Karan Acharya wants people to be anything they want to be. And so, if you send him a picture, he will frame you as Radha seated beside Krishna, if you like, returning to you an image that looks more like a Raja Ravi Varma than the photograph you took on your last hill-station weekend.

Other requests he’s fulfilled include painting a specially abled girl who recently died, in medieval Indian war armour, and representing a wheelchair-bound boy as Thor, the Norse God of thunder and now Marvel superhero.

“In the former, the person requesting the portrait said it was for the girl’s mother, so that she could see her. That really moved me,” Acharya, 32, says.

Among the requests Karan Acharya has fulfilled for free is this portrait of a specially abled young girl depicted as a warrior.
Courtesy KA

The graphic artist and illustrator doesn’t charge a fee. He works on these portraits for a few hours every night, once he’s done with his day job as a concept artist for digital learning platform Byju’s.

“It started in 2015 with my friends asking me to paint them. I think deep down, everyone has a desire to be the subject of a painting or work of art,” says Acharya, who lives in Bengaluru. “Most people, the common person, can’t afford to pay an artist to paint them. I try my best to give these people a platform to live that dream.”

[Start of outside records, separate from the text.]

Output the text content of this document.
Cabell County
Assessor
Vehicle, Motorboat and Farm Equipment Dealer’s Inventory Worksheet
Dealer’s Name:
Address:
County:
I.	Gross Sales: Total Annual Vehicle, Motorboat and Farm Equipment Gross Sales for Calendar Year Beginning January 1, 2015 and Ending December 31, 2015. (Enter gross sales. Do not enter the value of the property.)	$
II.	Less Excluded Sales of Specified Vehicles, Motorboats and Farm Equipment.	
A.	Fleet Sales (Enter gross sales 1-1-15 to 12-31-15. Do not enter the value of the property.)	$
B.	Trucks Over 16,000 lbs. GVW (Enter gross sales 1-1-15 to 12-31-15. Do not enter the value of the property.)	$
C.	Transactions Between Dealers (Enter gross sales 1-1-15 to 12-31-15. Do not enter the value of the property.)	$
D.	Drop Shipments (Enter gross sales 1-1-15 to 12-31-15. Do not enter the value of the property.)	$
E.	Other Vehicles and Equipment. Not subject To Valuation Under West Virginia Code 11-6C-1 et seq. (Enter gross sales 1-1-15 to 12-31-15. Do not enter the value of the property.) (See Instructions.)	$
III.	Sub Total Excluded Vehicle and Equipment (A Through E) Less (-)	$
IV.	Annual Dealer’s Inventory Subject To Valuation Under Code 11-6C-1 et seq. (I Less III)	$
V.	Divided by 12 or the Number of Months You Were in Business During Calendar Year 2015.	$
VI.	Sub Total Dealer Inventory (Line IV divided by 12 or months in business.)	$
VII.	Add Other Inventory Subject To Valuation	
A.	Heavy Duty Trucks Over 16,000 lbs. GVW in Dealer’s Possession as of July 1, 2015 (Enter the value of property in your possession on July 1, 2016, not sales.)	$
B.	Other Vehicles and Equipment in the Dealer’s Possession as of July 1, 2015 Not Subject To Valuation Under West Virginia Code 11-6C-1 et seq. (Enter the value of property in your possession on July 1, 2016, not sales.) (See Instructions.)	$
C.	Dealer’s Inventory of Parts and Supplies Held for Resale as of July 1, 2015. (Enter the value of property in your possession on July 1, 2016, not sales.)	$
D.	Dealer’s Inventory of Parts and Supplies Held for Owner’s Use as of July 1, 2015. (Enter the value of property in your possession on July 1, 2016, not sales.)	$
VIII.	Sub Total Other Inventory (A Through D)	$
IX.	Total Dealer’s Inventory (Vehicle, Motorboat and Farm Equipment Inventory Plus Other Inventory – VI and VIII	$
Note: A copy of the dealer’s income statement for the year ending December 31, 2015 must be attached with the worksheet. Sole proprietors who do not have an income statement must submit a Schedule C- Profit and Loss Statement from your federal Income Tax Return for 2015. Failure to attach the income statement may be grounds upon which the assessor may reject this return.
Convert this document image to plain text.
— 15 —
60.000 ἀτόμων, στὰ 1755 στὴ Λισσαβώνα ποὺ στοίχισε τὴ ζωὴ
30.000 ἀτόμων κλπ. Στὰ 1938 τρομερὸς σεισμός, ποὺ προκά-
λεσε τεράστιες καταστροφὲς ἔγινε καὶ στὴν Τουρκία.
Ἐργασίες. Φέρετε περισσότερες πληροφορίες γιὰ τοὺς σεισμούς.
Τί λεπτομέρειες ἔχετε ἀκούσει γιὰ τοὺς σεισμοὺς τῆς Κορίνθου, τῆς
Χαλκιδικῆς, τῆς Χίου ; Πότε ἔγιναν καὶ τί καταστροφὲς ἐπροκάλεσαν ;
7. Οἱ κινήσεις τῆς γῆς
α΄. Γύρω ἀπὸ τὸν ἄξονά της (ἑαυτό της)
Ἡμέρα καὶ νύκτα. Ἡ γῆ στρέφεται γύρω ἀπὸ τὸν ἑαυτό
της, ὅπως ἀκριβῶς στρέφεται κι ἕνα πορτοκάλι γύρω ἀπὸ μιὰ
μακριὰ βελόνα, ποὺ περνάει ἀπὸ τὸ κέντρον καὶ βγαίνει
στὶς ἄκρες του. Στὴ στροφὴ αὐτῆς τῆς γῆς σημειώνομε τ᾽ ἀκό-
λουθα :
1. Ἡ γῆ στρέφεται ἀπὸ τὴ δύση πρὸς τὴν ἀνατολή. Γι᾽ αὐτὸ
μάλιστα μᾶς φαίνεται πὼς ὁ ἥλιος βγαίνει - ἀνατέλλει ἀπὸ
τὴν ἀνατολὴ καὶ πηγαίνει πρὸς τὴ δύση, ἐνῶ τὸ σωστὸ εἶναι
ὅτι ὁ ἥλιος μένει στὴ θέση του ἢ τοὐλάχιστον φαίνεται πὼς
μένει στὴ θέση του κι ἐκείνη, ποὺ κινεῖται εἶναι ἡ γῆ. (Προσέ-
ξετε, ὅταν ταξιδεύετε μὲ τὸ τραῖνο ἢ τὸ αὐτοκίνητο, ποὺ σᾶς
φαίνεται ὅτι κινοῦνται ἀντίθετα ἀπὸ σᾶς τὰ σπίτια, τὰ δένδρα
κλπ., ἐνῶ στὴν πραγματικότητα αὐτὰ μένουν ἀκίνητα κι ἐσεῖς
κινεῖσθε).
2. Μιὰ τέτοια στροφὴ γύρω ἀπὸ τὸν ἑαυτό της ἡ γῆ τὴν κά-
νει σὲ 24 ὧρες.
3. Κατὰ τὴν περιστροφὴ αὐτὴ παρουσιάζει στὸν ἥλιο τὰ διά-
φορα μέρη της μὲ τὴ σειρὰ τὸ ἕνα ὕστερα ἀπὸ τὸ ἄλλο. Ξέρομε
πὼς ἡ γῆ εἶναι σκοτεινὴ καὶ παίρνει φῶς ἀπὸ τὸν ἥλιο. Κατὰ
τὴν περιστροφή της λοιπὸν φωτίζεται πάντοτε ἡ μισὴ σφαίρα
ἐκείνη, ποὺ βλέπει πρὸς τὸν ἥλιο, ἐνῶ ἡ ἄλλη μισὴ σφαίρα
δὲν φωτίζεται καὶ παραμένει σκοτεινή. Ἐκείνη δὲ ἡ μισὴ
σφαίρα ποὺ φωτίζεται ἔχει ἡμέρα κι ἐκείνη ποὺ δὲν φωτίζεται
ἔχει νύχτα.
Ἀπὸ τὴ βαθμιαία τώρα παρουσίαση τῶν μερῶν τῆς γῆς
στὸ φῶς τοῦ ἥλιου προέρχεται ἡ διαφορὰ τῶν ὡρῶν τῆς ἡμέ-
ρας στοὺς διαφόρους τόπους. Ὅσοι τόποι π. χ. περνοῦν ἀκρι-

On Instagram and Twitter, both home to thousands of artists trying to reach out to a larger audience for their work, Acharya’s art has an avid following. But he is not new to fame. He was first thrust into the spotlight in 2017, when one of his creations — an orange vector depicting the Hindu deity Hanuman — went viral online and then even migrated offline, appearing on the rear windshields of cars across the country. It remains popular to the day.

“I now get so many requests on Twitter and Instagram every day, I can’t do then all,” he says. “Some requests I have to fulfil. It’s very hard not to feel the hurt of someone who has lost a loved one.”

He seems reluctant to discuss his viral content. “I generally don’t track where I’m being mentioned or who is sharing my pieces. Usually, it’s my wife who tells me if some celebrity has shared one of my works or if I’ve been mentioned in a news report. My mother, who isn’t on any social media platform gets a lot of joy from this and that’s one of the parts I enjoy most.”